Turkish Central Bank ‘gambles’ with no rate hike policy as lira slides
Many economists have found Turkish Central Bank Gov. Erdem Başçı’s remarks risky. AA photoThe Turkish Central Bank has taken a big risk by binding itself to a “no interest rate hiking” policy until the end of the year, according to economic analysts, who are concerned that current fluctuations may be permanent rather than just temporary, as the bank seems to think.
Central Bank Gov. Erdem Başçı has said he does not intend to raise interest rates to save the Turkish Lira from sliding. The lira has hit record lows on concerns about the outlook for further U.S. stimulus and the conflict in neighboring Syria.
The currency, the value of which began plunging at the end of last week with the release of U.S. Federal Reserve minutes backing a tapering plan, hit record lows yesterday, also spurred by worries about the consequences of a possible international intervention in Syria.

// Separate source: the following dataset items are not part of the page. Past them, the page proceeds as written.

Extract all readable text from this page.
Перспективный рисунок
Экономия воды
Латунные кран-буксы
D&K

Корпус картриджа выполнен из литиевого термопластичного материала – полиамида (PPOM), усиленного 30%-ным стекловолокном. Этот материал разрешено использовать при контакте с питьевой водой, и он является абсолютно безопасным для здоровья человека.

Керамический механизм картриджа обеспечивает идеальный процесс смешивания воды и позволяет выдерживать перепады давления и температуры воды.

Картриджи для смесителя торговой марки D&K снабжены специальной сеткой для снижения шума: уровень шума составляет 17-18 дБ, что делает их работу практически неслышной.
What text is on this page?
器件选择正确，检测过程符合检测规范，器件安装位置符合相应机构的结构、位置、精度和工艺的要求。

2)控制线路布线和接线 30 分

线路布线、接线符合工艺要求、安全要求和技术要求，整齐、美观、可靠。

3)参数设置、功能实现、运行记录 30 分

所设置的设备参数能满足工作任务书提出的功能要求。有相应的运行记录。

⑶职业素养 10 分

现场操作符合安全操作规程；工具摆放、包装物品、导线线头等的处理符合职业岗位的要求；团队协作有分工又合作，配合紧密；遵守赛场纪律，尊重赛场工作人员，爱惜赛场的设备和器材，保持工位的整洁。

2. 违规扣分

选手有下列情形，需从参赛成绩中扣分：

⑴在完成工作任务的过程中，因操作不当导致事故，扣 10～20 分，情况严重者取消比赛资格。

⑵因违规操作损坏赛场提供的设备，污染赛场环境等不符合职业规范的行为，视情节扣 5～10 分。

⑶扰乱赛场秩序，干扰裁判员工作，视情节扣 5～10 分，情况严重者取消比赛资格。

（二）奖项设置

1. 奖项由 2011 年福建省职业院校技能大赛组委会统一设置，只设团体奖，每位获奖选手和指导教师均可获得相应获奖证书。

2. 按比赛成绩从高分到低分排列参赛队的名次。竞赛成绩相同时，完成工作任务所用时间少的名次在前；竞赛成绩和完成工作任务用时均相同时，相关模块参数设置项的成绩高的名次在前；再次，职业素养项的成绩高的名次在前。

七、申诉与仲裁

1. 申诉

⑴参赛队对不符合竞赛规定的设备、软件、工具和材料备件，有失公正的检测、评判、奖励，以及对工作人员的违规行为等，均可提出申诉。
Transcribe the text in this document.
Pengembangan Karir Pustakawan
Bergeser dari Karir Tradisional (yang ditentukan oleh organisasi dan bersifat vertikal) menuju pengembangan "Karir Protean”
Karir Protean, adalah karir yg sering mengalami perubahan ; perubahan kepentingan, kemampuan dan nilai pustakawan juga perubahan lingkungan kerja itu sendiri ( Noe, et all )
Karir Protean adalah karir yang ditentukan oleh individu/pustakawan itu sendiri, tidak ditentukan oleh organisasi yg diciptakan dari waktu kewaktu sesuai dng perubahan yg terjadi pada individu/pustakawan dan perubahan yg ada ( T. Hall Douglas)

The lira fell below 2.07 to the dollar in initial trading, and then rallied slightly to 2.0527. At the close of Aug. 27 it had been 2.0382.
The lira has been one of the worst-hit currencies in emerging markets in the past few months due to worries that the Fed will soon start reducing its massive bond-buying program, which had flooded developing economies with cheap liquidity.
The Central Bank had raised its overnight lending rate by 50 basis points to 7.75 percent, but in a much-discussed interview with Anadolu Agency on Aug. 27, Başçı strongly asserted there would not be any further hikes by year-end.
The bank has been tightening monetary conditions through an unorthodox mix of repo auctions and changes in its interest-rate corridor, its guide on managing liquidity, but has left its main benchmark rate – the one-week repo rate – unchanged at 4.5 percent.
“Turkey’s Central Bank is digging itself into a deeper hole. For a country whose forex reserves barely cover its short-term external debts, this is highly imprudent policymaking,” Nicholas Spiro of Spiro Sovereign Strategy told Reuters.
Başçı’s statement had created an impact on investors that was far from intentional, as the lira continued plunging throughout the interview.
His attitude and remarks, which were clearly aimed at displaying a confident and cool stance regarding to recent fluctuations in the Turkish currency, was apparently perceived in a completely opposite way by most viewers.
“Central Bank Gov. Erdem Başçı was so excited, nervous and anxious while answering questions, his ‘We’re comfortable, we’re very comfortable,’ words seemed like he was whistling past a graveyard,” daily Radikal columnist Uğur Gürses said yesterday.
In addition to his body language, Başçı’s word choice was also unexpected for a Central Bank official, as he used phrases like “we will protect the lira like lions,” and “believe in me and win,” in order to assert his pledge to protect the lira.
Many analysts warned of the risks of adopting a bold approach for central banks, as their duty may require some steps back according to changing circumstances. Başçı’s vow to keep interest rates low has been panned in this respect as well.
Many analysts and investors praise Başçı’s attempt to clear out any interest rate rise expectation from the market, but says it would be only meaningful if the dollar’s rally against lira and capital outflows was temporary, which many of them suspect.
“There are two possibilities: these developments of the past three months might be temporary, which means they could be finished by the end of the year, or they might be permanent and Turkey will face these kinds of problems for one or two years more. Başçı’s remarks yesterday signaled that the bank thinks it is temporary and is taking measure according to that,” prominent economist Fatih Özatay told the Hürriyet Daily News in a phone interview.
“I think we will experience these kinds of fluctuations from time to time for two, three, or more years. The bank is taking a big risk,” Özatay added.
He also warned that even if the Fed tapering concerns soothed, new concerns regarding the interest rate raise timing of the U.S. Central Bank would inevitably then emerge.